Mission: Impossible 2 (2000)

Posted by Mrs Giggles on May 23, 2000 in 3 Oogies, Film Reviews, Genre: Action & Adventure

Mission: Impossible 2 (2000)

Main cast: Tom Cruise (Ethan Hunt), Dougray Scott (Sean Ambrose), Thandie Newton (Nyah Nordoff-Hall), Ving Rhames (Luther Stickell), Anthony Hopkins (Mission Commander Swanbeck), John Polson (Billy Baird), Brendan Gleeson (John C. McClory), Dominic Purcell (Ulrich), and Richard Roxburgh (Hugh Stamp)
Director: John Woo

There is always a poeticism and even eroticism in John Woo’s action-packed movies. In Face/Off, bad biology notwithstanding, the final scenes in the church simply sings. In Mission: Impossible 2, bad biology notwithstanding, the slickly choreographed action scenes just somehow lack their usual underlying poetry. This one is – dare I say it? – a lifeless if exciting adrenaline rush of a movie redeemed only by the first hour of chemistry between the two main leads.

Ethan Hunt this time is sent to recover some lethal virus named Chimera, and he recruits Nyah, a beautiful and skilled thief (as well as two obligatory and useless agents to keep to the team spirit of the TV show). Ethan and Nyah sizzle, oh my, and one really should check out the naughty scene in the bath tub. It is great to see Tom Cruise loosening up and enjoying the presence of his female co-star, something he hasn’t done since he ditched his Top Gun duds to be “serious”.

Nyah has had an affair with the villain Sean Ambrose, and she resumes her relationship to save the world. Ethan watches from the sidelines, his face contorted in self-loathing.
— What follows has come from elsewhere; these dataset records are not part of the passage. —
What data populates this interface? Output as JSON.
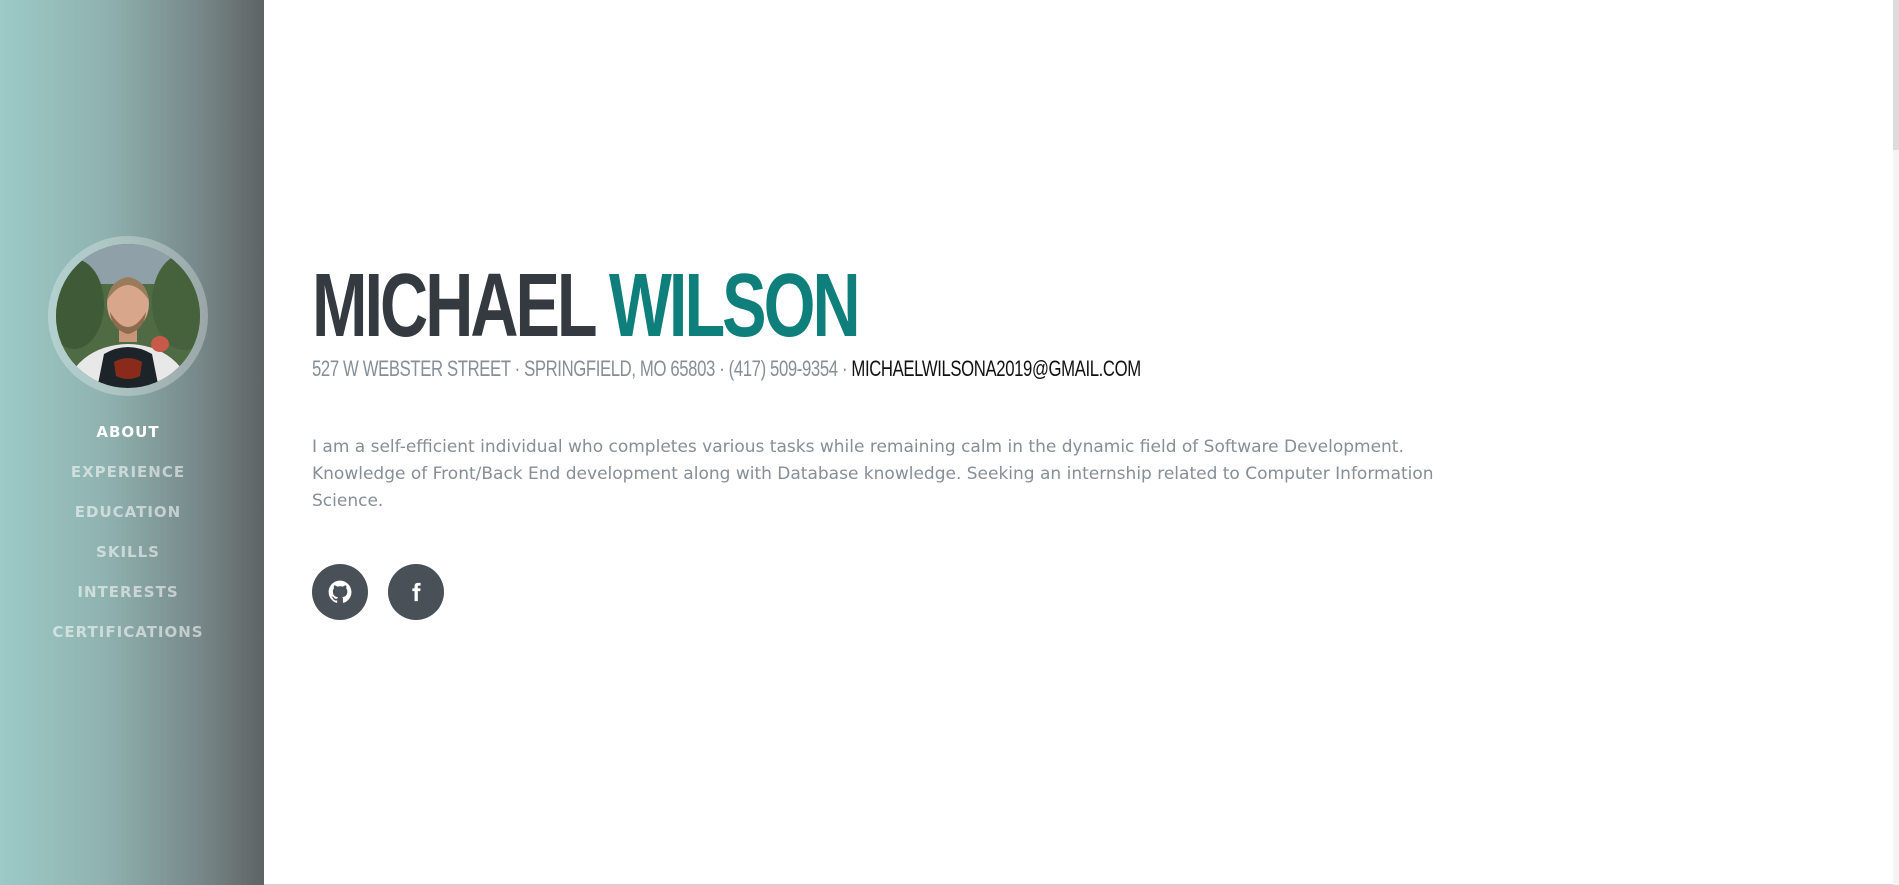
{
  "profile": {
    "first_name": "MICHAEL",
    "last_name": "WILSON",
    "address": "527 W WEBSTER STREET · SPRINGFIELD, MO 65803 · (417) 509-9354 · ",
    "email": "MICHAELWILSONA2019@GMAIL.COM",
    "about": "I am a self-efficient individual who completes various tasks while remaining calm in the dynamic field of Software Development. Knowledge of Front/Back End development along with Database knowledge. Seeking an internship related to Computer Information Science."
  },
  "nav": {
    "items": [
      {
        "label": "ABOUT",
        "active": true
      },
      {
        "label": "EXPERIENCE",
        "active": false
      },
      {
        "label": "EDUCATION",
        "active": false
      },
      {
        "label": "SKILLS",
        "active": false
      },
      {
        "label": "INTERESTS",
        "active": false
      },
      {
        "label": "CERTIFICATIONS",
        "active": false
      }
    ]
  },
  "social": {
    "icons": [
      "github-icon",
      "facebook-icon"
    ]
  },
  "colors": {
    "accent": "#0f7f7c",
    "dark": "#343a40",
    "muted": "#868e96",
    "social_button": "#495057"
  }
}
How much should one sacrifice for the sake of saving the world? There’s a love story in here, a good, moving one.

After all, Nyah and Ethan are soul-mates bound by a love for the reckless and dangerous. Don’t believe me? Check out their courtship – a car chase that almost ended in death but ended up in the bedroom instead. There’s no foreplay like adrenaline rush, I say.

And Thandie Newton plays Nyah wonderfully. Nyah is a worthy heroine, a woman who knows how to use her feminine wiles and skills to survive in the world of big boys and their guns. And Dougray Scott scowls too much, but honey, isn’t he eye candy or what? He’s even more droolsome here than in Ever After. And Australian actor Richard Roxburgh is also delicious eye-candy, but he is wasted in his role as Ambrose’s silent sidekick.

John Woo did put in some trademark elegant and almost religiously beautiful scenes. There’s the flirtatious first meeting between Ethan and Nyah, a meeting of eyes amidst swirling red fabrics of the skirts of the dancers in the dance hall. The bath tub scene that is even hotter than the actual love scenes. The flying doves.

But as the movie drags into the second hour, Mission: Impossible 2 loses all semblance of watchability, dragging into a long, tedious series of explosions, flying kicks, car chases that go on and on and on just like that blasted Titanic song. I love this one for the sexual chemistry between Mr Cruise and Ms Newton, but everything else about this movie is strictly pyrotechnics in monotone.